A clinical prognostic tool requires robust validation in an independent group of patients and in their current paper, Echevarria and colleagues have performed a validation of the DECAF score.3 A new cohort of 880 patients from the original two hospitals and an independent cohort of 845 patients who were admitted with an exacerbation of COPD to four additional hospitals were included, giving a total cohort of 1725. In this study, the ROC for predicting in-hospital mortality was 0.82, similar to the original baseline study, an important confirmatory finding. A particular strength of this cohort is that it is representative of the national population with a wide geographical spread including urban and semirural populations. The overall mortality rate, 7.7%, was similar to that reported in the 2008 British Thoracic Society COPD audit16 although slightly higher than that reported from the 2014 audit,17 4.3%, which the authors attribute to case ascertainment and a higher proportion of patients with pneumonic exacerbations and poor baseline status in the study. The other novel feature of this study is that the large dataset permitted the authors to derive a 0–6 point prognostic scale. Those with a score of 0–1 had low mortality, while a score of ≥3 was associated with a step-wise increase in in-hospital mortality.
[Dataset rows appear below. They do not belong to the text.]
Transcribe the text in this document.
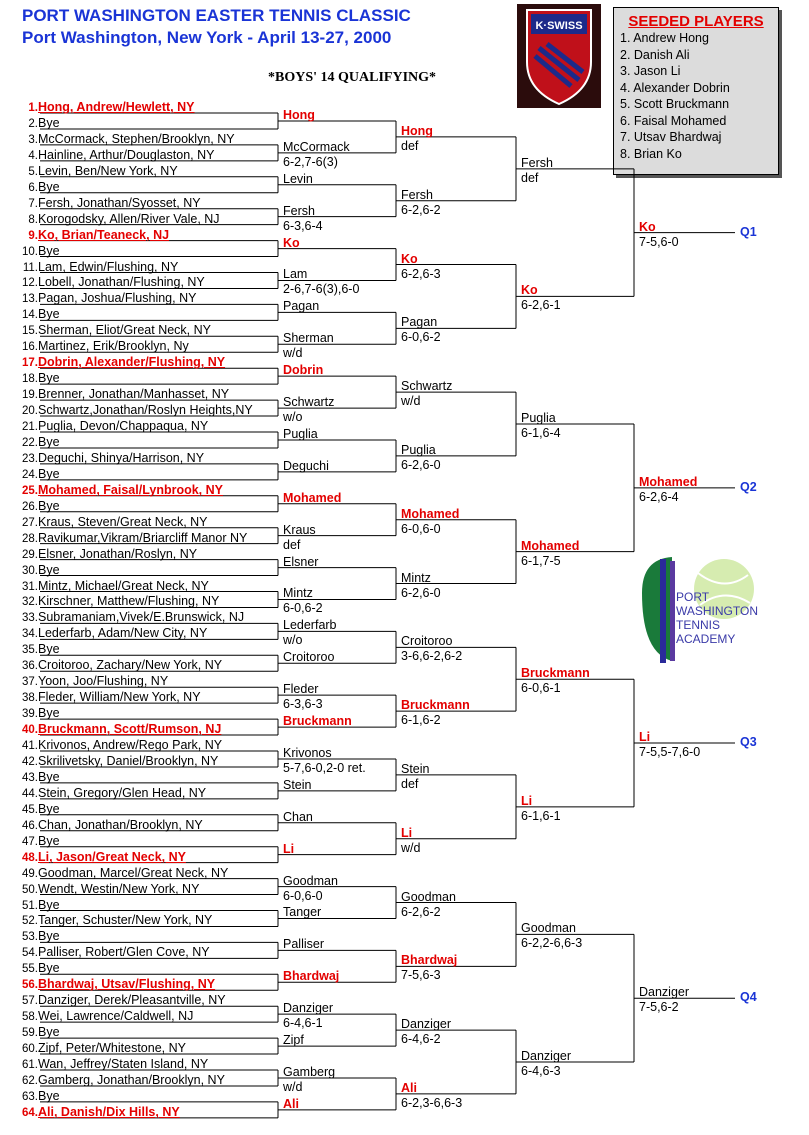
PORT WASHINGTON EASTER TENNIS CLASSIC
Port Washington, New York - April 13-27, 2000
*BOYS' 14 QUALIFYING*
K·SWISS	SEEDED PLAYERS
1. Andrew Hong
2. Danish Ali
3. Jason Li
4. Alexander Dobrin
5. Scott Bruckmann
6. Faisal Mohamed
7. Utsav Bhardwaj
8. Brian Ko
PORT
WASHINGTON
TENNIS
ACADEMY
1.Hong, Andrew/Hewlett, NY
2.Bye
3.McCormack, Stephen/Brooklyn, NY
4.Hainline, Arthur/Douglaston, NY
5.Levin, Ben/New York, NY
6.Bye
7.Fersh, Jonathan/Syosset, NY
8.Korogodsky, Allen/River Vale, NJ
9.Ko, Brian/Teaneck, NJ
10.Bye
11.Lam, Edwin/Flushing, NY
12.Lobell, Jonathan/Flushing, NY
13.Pagan, Joshua/Flushing, NY
14.Bye
15.Sherman, Eliot/Great Neck, NY
16.Martinez, Erik/Brooklyn, Ny
17.Dobrin, Alexander/Flushing, NY
18.Bye
19.Brenner, Jonathan/Manhasset, NY
20.Schwartz,Jonathan/Roslyn Heights,NY
21.Puglia, Devon/Chappaqua, NY
22.Bye
23.Deguchi, Shinya/Harrison, NY
24.Bye
25.Mohamed, Faisal/Lynbrook, NY
26.Bye
27.Kraus, Steven/Great Neck, NY
28.Ravikumar,Vikram/Briarcliff Manor NY
29.Elsner, Jonathan/Roslyn, NY
30.Bye
31.Mintz, Michael/Great Neck, NY
32.Kirschner, Matthew/Flushing, NY
33.Subramaniam,Vivek/E.Brunswick, NJ
34.Lederfarb, Adam/New City, NY
35.Bye
36.Croitoroo, Zachary/New York, NY
37.Yoon, Joo/Flushing, NY
38.Fleder, William/New York, NY
39.Bye
40.Bruckmann, Scott/Rumson, NJ
41.Krivonos, Andrew/Rego Park, NY
42.Skrilivetsky, Daniel/Brooklyn, NY
43.Bye
44.Stein, Gregory/Glen Head, NY
45.Bye
46.Chan, Jonathan/Brooklyn, NY
47.Bye
48.Li, Jason/Great Neck, NY
49.Goodman, Marcel/Great Neck, NY
50.Wendt, Westin/New York, NY
51.Bye
52.Tanger, Schuster/New York, NY
53.Bye
54.Palliser, Robert/Glen Cove, NY
55.Bye
56.Bhardwaj, Utsav/Flushing, NY
57.Danziger, Derek/Pleasantville, NY
58.Wei, Lawrence/Caldwell, NJ
59.Bye
60.Zipf, Peter/Whitestone, NY
61.Wan, Jeffrey/Staten Island, NY
62.Gamberg, Jonathan/Brooklyn, NY
63.Bye
64.Ali, Danish/Dix Hills, NY
Hong
McCormack
6-2,7-6(3)
Levin
Fersh
6-3,6-4
Ko
Lam
2-6,7-6(3),6-0
Pagan
Sherman
w/d
Dobrin
Schwartz
w/o
Puglia
Deguchi
Mohamed
Kraus
def
Elsner
Mintz
6-0,6-2
Lederfarb
w/o
Croitoroo
Fleder
6-3,6-3
Bruckmann
Krivonos
5-7,6-0,2-0 ret.
Stein
Chan
Li
Goodman
6-0,6-0
Tanger
Palliser
Bhardwaj
Danziger
6-4,6-1
Zipf
Gamberg
w/d
Ali
Hong
def
Fersh
6-2,6-2
Ko
6-2,6-3
Pagan
6-0,6-2
Schwartz
w/d
Puglia
6-2,6-0
Mohamed
6-0,6-0
Mintz
6-2,6-0
Croitoroo
3-6,6-2,6-2
Bruckmann
6-1,6-2
Stein
def
Li
w/d
Goodman
6-2,6-2
Bhardwaj
7-5,6-3
Danziger
6-4,6-2
Ali
6-2,3-6,6-3
Fersh
def
Ko
6-2,6-1
Puglia
6-1,6-4
Mohamed
6-1,7-5
Bruckmann
6-0,6-1
Li
6-1,6-1
Goodman
6-2,2-6,6-3
Danziger
6-4,6-3
Ko
7-5,6-0
Q1
Mohamed
6-2,6-4
Q2
Li
7-5,5-7,6-0
Q3
Danziger
7-5,6-2
Q4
In those with a pneumonic exacerbation, DECAF again proved to be a stronger predictor of in-hospital and 30-day mortality compared with the commonly used CURB-65. This was especially true among those patients deemed low risk by each score. The study has obvious value for clinicians in practice as a guide to triage patient care, for example to early discharge services or to more specialist care beds. Of those with a DECAF score of 5–6, 40% died in hospital with median time to death of 2 days. The DECAF may therefore also help clinicians communicate risk to patients and their families and inform healthcare managers to allocate services appropriate to patient needs.

As is the case with decaffeinated coffee, it is important to know that some things are missing from the DECAF studies. Two areas that were not assessed in the derivation of the DECAF score are variations in the quality of care and their impact on clinical outcomes. For example, the length of time that the patient spent in an inappropriate care setting, such as in the emergency department, or the inappropriate use of high-flow supplemental oxygen, both of which impact outcomes. The other is to know why patients with low DECAF scores present with an exacerbation. This may be an important point because even if a patient has a low risk of dying, the frightening symptoms of an exacerbation of COPD may be reason enough to admit the patient to hospital, where palliation of symptoms may be required. On the positive side, besides being a catchy mnemonic, DECAF, is a robust and carefully conceived clinical tool that will help guide clinicians in the management of this common condition.